His tone was dismissive. The femaleness of this was beginning to annoy him, she could sense.

“In any case”—he made another note—“those pregnancy testing kits can be unreliable unless you follow the directions on the package exactly.”

“Look, I can read instructions on a kit, all right? A five-year-old child could understand those instructions. I just—”

“Of course. Of course.”

Her voice had risen; her tone had been a mistake. He became instantly soothing, a veneer of calm over a deepening lack of sympathy.

“Well, I very much doubt that there’s anything seriously wrong. You’ve been overdoing things, I expect. We’ll take our own sample, however, so we can rule out pregnancy for certain. I’ll run a blood test too. I don’t like the weight loss. See the nurse now and come back in three days. I’ll see you then.”

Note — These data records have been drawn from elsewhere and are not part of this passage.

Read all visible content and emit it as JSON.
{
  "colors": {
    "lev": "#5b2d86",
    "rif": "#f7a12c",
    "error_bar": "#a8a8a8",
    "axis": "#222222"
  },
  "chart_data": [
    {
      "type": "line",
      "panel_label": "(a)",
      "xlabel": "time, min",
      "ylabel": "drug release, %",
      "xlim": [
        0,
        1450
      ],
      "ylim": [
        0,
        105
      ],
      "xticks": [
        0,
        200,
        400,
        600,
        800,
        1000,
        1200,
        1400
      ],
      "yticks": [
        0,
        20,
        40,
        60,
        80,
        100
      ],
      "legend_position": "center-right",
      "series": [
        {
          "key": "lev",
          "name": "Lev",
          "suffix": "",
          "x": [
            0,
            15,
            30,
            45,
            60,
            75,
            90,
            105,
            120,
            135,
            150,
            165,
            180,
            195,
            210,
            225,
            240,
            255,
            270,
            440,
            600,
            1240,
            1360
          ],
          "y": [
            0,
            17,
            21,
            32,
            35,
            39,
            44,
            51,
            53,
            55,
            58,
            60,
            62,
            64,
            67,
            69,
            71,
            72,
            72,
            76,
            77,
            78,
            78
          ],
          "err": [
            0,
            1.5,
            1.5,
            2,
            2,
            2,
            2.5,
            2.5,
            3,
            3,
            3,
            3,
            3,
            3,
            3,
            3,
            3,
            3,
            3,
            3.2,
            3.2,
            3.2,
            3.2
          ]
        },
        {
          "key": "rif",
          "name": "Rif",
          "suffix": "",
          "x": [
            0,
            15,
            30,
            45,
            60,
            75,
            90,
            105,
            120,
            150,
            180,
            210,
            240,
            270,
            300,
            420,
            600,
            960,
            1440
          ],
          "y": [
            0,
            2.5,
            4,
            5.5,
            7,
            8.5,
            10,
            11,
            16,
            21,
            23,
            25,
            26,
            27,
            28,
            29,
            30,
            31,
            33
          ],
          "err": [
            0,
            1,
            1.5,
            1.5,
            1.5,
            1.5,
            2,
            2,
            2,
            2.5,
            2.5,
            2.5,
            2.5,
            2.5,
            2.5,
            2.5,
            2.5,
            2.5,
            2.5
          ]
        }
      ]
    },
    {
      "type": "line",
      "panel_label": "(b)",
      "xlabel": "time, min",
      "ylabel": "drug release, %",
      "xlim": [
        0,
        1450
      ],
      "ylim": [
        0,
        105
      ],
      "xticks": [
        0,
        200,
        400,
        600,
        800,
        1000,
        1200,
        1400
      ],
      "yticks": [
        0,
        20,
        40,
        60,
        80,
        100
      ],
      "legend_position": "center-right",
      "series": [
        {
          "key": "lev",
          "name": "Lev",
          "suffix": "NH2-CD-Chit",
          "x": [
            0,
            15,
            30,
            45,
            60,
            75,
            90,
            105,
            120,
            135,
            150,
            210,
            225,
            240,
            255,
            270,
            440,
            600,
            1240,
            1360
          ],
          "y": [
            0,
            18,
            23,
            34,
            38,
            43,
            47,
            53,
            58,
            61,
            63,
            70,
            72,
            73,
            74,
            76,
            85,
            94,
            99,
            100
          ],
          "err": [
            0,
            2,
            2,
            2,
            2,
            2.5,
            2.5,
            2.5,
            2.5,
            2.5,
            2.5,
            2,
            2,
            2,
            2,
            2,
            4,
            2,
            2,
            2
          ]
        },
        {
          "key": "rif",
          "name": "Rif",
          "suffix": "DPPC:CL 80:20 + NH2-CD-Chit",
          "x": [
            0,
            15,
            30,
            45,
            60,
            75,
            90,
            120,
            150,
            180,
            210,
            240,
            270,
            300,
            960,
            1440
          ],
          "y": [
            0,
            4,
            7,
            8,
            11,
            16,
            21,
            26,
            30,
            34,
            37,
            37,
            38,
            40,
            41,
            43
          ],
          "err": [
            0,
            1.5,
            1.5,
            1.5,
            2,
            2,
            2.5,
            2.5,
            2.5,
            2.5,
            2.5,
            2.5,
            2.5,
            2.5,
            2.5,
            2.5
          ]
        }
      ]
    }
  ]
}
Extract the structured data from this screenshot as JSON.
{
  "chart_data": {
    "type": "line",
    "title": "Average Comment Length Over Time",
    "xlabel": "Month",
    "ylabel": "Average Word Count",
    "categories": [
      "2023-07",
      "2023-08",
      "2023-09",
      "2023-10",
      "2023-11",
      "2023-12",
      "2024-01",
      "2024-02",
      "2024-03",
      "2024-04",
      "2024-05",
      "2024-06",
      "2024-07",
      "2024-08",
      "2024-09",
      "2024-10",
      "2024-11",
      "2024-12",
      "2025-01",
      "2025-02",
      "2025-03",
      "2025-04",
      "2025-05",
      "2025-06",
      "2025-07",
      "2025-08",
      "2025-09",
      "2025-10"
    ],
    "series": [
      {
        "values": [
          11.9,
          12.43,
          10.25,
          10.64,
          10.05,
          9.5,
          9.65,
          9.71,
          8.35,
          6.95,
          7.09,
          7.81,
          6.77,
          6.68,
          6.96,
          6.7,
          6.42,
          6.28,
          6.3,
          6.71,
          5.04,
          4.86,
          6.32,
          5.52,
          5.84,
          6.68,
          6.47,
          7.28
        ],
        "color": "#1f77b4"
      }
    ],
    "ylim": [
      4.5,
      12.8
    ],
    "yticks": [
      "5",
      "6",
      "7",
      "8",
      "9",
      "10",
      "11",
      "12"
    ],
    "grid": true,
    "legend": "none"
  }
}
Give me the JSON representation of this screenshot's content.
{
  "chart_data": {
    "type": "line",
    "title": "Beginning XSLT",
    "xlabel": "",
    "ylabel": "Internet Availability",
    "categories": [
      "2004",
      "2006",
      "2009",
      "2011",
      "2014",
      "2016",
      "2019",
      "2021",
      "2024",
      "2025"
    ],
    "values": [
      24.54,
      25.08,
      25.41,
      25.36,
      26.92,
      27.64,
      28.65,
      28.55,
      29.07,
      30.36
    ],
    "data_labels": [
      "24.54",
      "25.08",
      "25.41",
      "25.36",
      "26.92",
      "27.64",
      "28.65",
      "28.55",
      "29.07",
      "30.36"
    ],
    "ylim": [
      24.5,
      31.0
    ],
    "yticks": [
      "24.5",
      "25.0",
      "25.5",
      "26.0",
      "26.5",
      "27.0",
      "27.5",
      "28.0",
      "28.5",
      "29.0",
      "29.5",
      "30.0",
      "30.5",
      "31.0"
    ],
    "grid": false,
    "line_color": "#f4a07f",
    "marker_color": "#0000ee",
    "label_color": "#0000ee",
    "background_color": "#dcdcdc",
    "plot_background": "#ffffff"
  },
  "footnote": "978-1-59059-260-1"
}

Gini returned three days later. She saw a different doctor, the first being out on emergency call. The second, a woman, was cheerful and brisk. The pregnancy test was negative. The blood test was normal. She diagnosed stress. She prescribed a short course of Valium. Gini collected the pills, took them home.

They made her violently angry. She tipped them down the sink.

C
ONFRONT THE DEMONS: THAT’S
what Pascal would have said. Her stepmother, Mary, her friends—they might have given the same advice. But Mary, to whom she was so close, was away on a three-month trip to the States, and Gini did not ask her friends, not even Lindsay. To confront demons properly, she believed, you had to do it alone.

She tried to work, and failed; she tried to sleep and mostly failed. And, in the mornings, to make the day move, time pass, she walked.

No set pattern. That Friday, the Friday she was due to meet Lindsay, she walked north to Portobello, then south to Holland Park, then west to Shepherd’s Bush, then back along the main road to Notting Hill Gate. It was raining, a fine, thin rain, and cars hissed by on the streets. All the shops and restaurants seemed to buzz with a peculiar disjointed, distant life. Normal, normal, normal, Gini said to herself.
This
is normal—people shopping, friends meeting. It will be a normal weekend. I shall be my normal self. I’ll talk to people and function properly. I’ll stop sleepwalking through my life.